In "Gendered Citizenship," Natasha Behl offers an examination of Indian citizenship that weaves together an analysis of sexual violence law with an in-depth ethnography of the Sikh community to explore the contradictory nature of Indian democracy, which gravely affects its institutions and puts its citizens at risk. Through a situated analysis of citizenship, Behl upends longstanding academic assumptions about democracy, citizenship, religion and gender. This analysis reveals that religious spaces and practices can be sites for renegotiating democratic participation, but also uncovers how some women engage in religious community in unexpected ways to link gender equality and religious freedom as shared goals. "Gendered Citizenship" is a groundbreaking inquiry that explains why the promise of democratic equality remains unrealized, and identifies potential spaces and practices that can create more egalitarian relations.
Praise for this book
In an argument grounded in the lived experience of Sikh women in India, Behl revisits the meaning of citizenship, understanding citizenship as contextual. Her contextual approach bridges empirical and normative theory to take on one of the deepest threats to democracy's paradoxical exclusions, by recognizing the inclusive potential in seemingly undemocratic groups like religious communities.
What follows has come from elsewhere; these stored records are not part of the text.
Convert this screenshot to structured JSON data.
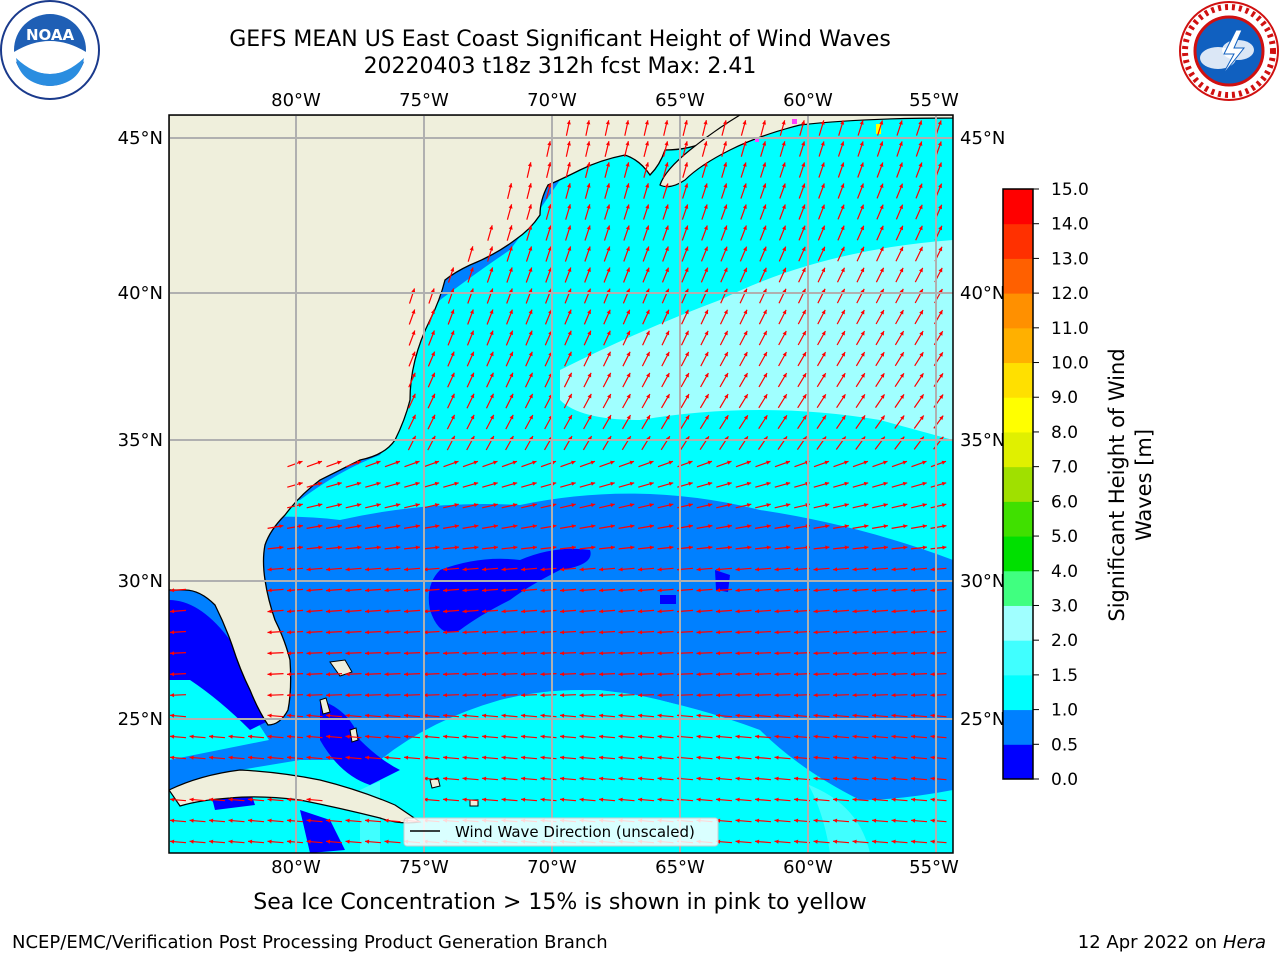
{
  "header": {
    "title_line1": "GEFS MEAN US East Coast Significant Height of Wind Waves",
    "title_line2": "20220403 t18z 312h fcst   Max: 2.41"
  },
  "logos": {
    "noaa": {
      "icon": "noaa-logo-icon",
      "text": "NOAA"
    },
    "nws": {
      "icon": "nws-logo-icon"
    }
  },
  "map": {
    "lon_labels": [
      "80°W",
      "75°W",
      "70°W",
      "65°W",
      "60°W",
      "55°W"
    ],
    "lat_labels": [
      "45°N",
      "40°N",
      "35°N",
      "30°N",
      "25°N"
    ],
    "legend_label": "Wind Wave Direction (unscaled)",
    "colors": {
      "land": "#efefdc",
      "grid": "#b0b0b0",
      "arrow": "#ff0000"
    }
  },
  "colorbar": {
    "label_line1": "Significant Height of Wind",
    "label_line2": "Waves [m]",
    "ticks": [
      "0.0",
      "0.5",
      "1.0",
      "1.5",
      "2.0",
      "3.0",
      "4.0",
      "5.0",
      "6.0",
      "7.0",
      "8.0",
      "9.0",
      "10.0",
      "11.0",
      "12.0",
      "13.0",
      "14.0",
      "15.0"
    ],
    "colors": [
      "#0000ff",
      "#0080ff",
      "#00ffff",
      "#40ffff",
      "#a0ffff",
      "#40ff80",
      "#00e000",
      "#40e000",
      "#a0e000",
      "#e0f000",
      "#ffff00",
      "#ffe000",
      "#ffb000",
      "#ff9000",
      "#ff6000",
      "#ff3000",
      "#ff0000"
    ]
  },
  "footer": {
    "ice_note": "Sea Ice Concentration > 15% is shown in pink to yellow",
    "credit": "NCEP/EMC/Verification Post Processing Product Generation Branch",
    "date_prefix": "12 Apr 2022 on ",
    "date_machine": "Hera"
  }
}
Behl shows what our secular mechanisms for inclusion exclude. Is political science ready for political theory to trouble the boundaries and measurement of its most essential concepts?
In this insightful work, Behl explores the coexistence of formal equality in India with systemic inequalities grounded in gender, caste, class and religion. By documenting how sexual violence and sexist norms undermine diverse women's participation in public life, "Gendered Citizenship" demonstrates why meaningful democratization requires far more than legal reform, and identifies initiatives that can promote more inclusive modes of public life. Moreover, Behl argues that political science needs a richer conceptualization of power if it is to acknowledge that all citizens matter.